When Emily came out of their bedroom she was in a dark blue summer dress with white polka dots.
"You look hot," Eli said. "Later you'll pull that dress up around your thighs and we'll do our victory dance on a tabletop. You can flash your underpants at the boys."
There were two big paper bags on the kitchen counter. Tomorrow she'd bake a pie with the blueberries and bring it to work on Monday.
"How about clothes for you?" she asked.
"Oh, yeah." Eli threw on a shirt and found his flip-flops by the door. "Also, I need your help with the speech."
"Speech?"
"I don't want to be at a loss for words when we win."
* * *
Sherry lived on Lorimer Street in Williamsburg above a recently shut-down restaurant called Baba. She had briefly dated Nicola, the restaurant's owner. Sherry mostly appeared in productions at Playwrights Horizons and in new plays by Kenneth Lonergan and Annie Baker. Because she was intermittently funny and conventionally beautiful, she occasionally flew out to Hollywood or Vancouver for supporting roles in movies starring Anna Faris.

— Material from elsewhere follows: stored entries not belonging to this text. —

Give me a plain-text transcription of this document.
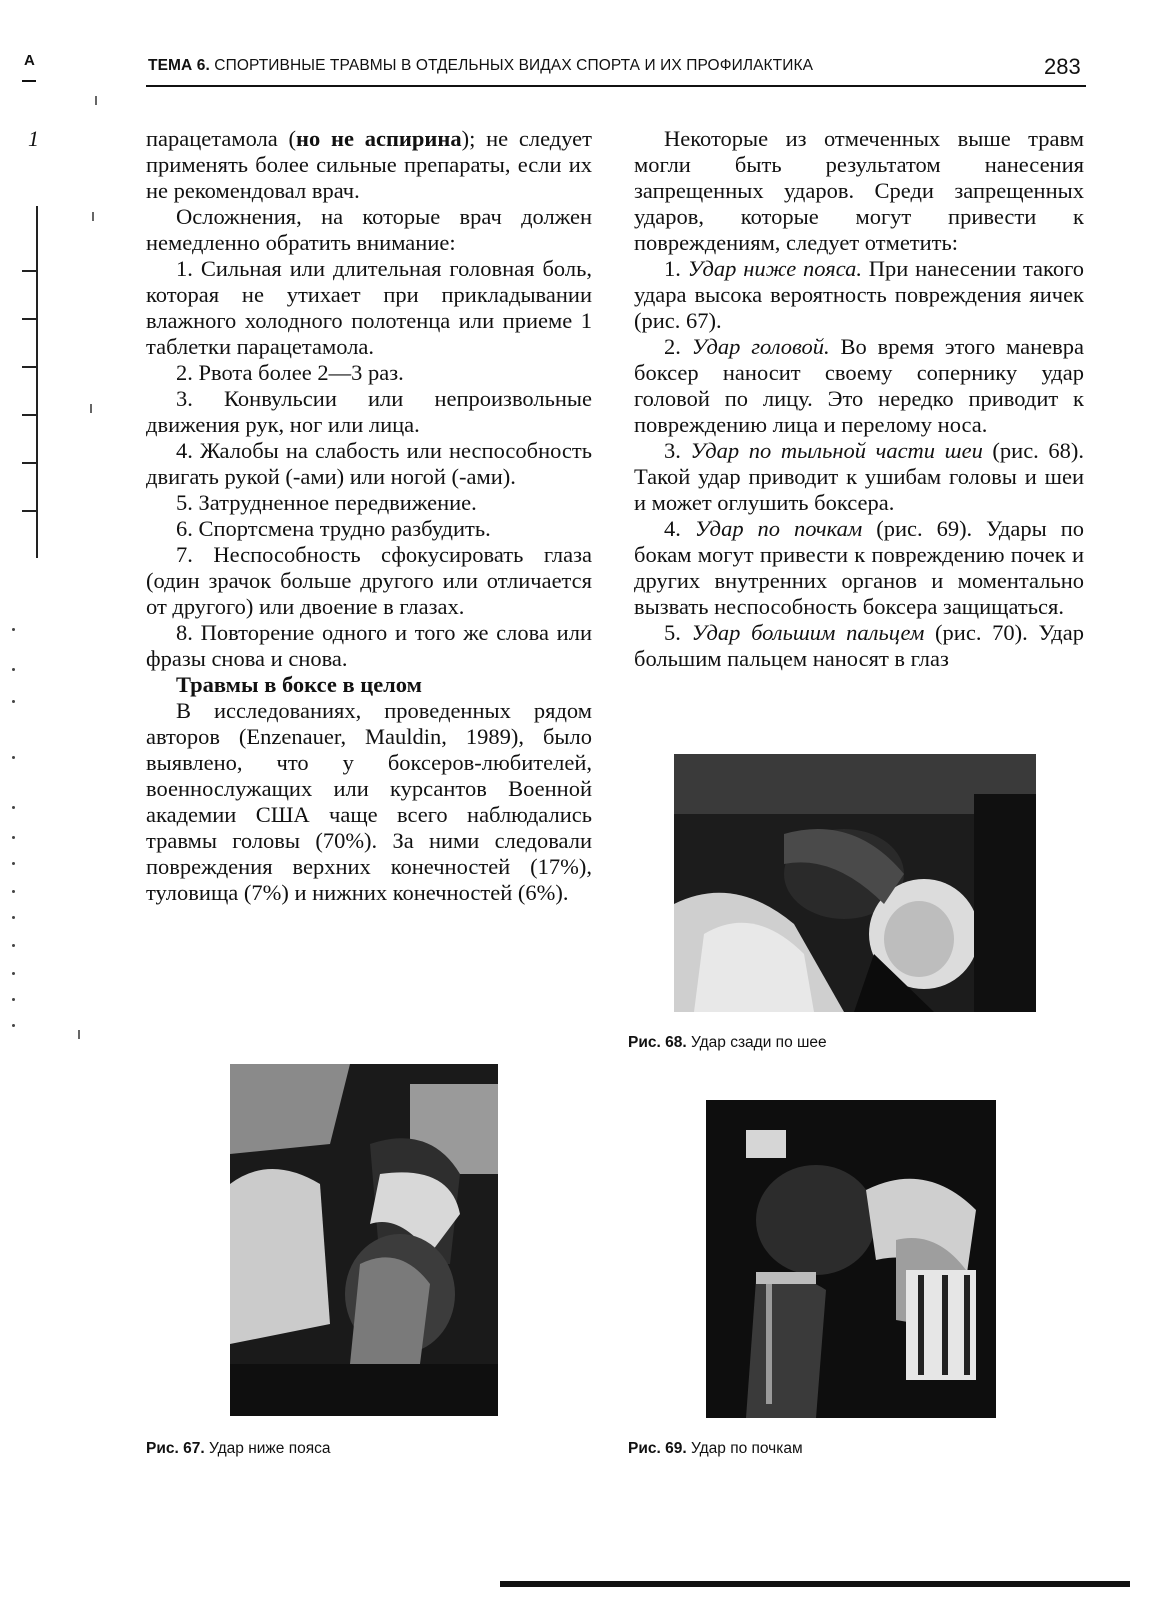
А
1
ТЕМА 6. СПОРТИВНЫЕ ТРАВМЫ В ОТДЕЛЬНЫХ ВИДАХ СПОРТА И ИХ ПРОФИЛАКТИКА	283

парацетамола (но не аспирина); не следует применять более сильные препараты, если их не рекомендовал врач.

Осложнения, на которые врач должен немедленно обратить внимание:

1. Сильная или длительная головная боль, которая не утихает при прикладывании влажного холодного полотенца или приеме 1 таблетки парацетамола.

2. Рвота более 2—3 раз.

3. Конвульсии или непроизвольные движения рук, ног или лица.

4. Жалобы на слабость или неспособность двигать рукой (-ами) или ногой (-ами).

5. Затрудненное передвижение.

6. Спортсмена трудно разбудить.

7. Неспособность сфокусировать глаза (один зрачок больше другого или отличается от другого) или двоение в глазах.

8. Повторение одного и того же слова или фразы снова и снова.

Травмы в боксе в целом

В исследованиях, проведенных рядом авторов (Enzenauer, Mauldin, 1989), было выявлено, что у боксеров-любителей, военнослужащих или курсантов Военной академии США чаще всего наблюдались травмы головы (70%). За ними следовали повреждения верхних конечностей (17%), туловища (7%) и нижних конечностей (6%).

Некоторые из отмеченных выше травм могли быть результатом нанесения запрещенных ударов. Среди запрещенных ударов, которые могут привести к повреждениям, следует отметить:

1. Удар ниже пояса. При нанесении такого удара высока вероятность повреждения яичек (рис. 67).

2. Удар головой. Во время этого маневра боксер наносит своему сопернику удар головой по лицу. Это нередко приводит к повреждению лица и перелому носа.

3. Удар по тыльной части шеи (рис. 68). Такой удар приводит к ушибам головы и шеи и может оглушить боксера.

4. Удар по почкам (рис. 69). Удары по бокам могут привести к повреждению почек и других внутренних органов и моментально вызвать неспособность боксера защищаться.

5. Удар большим пальцем (рис. 70). Удар большим пальцем наносят в глаз

Рис. 68. Удар сзади по шее
Рис. 67. Удар ниже пояса	Рис. 69. Удар по почкам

"I know," Sherry said to Emily once Eli had gone off to set out their pies. "I'm all sweaty."
"Don't be dumb. You look like somebody's dream come true," Emily said.
Sherry was in a black dress with a thick white sash across the middle. Her lipstick was bright red. She had a habit of biting her lower lip and she did that now.
"You do get that I'm a truck-stop waitress?"
"I do," Emily said. "It works."
Baba had been a bodega before becoming Baba, a wine-and-small-plates place, and then Nicola gave up on it and went down to Miami to run a catering business. But Sherry had a key and was friendly with the landlord. Now the small room was filled with round café tables with a pie stuck with a numbered flag on each one. The place smelled like spilled wine and it was noisy.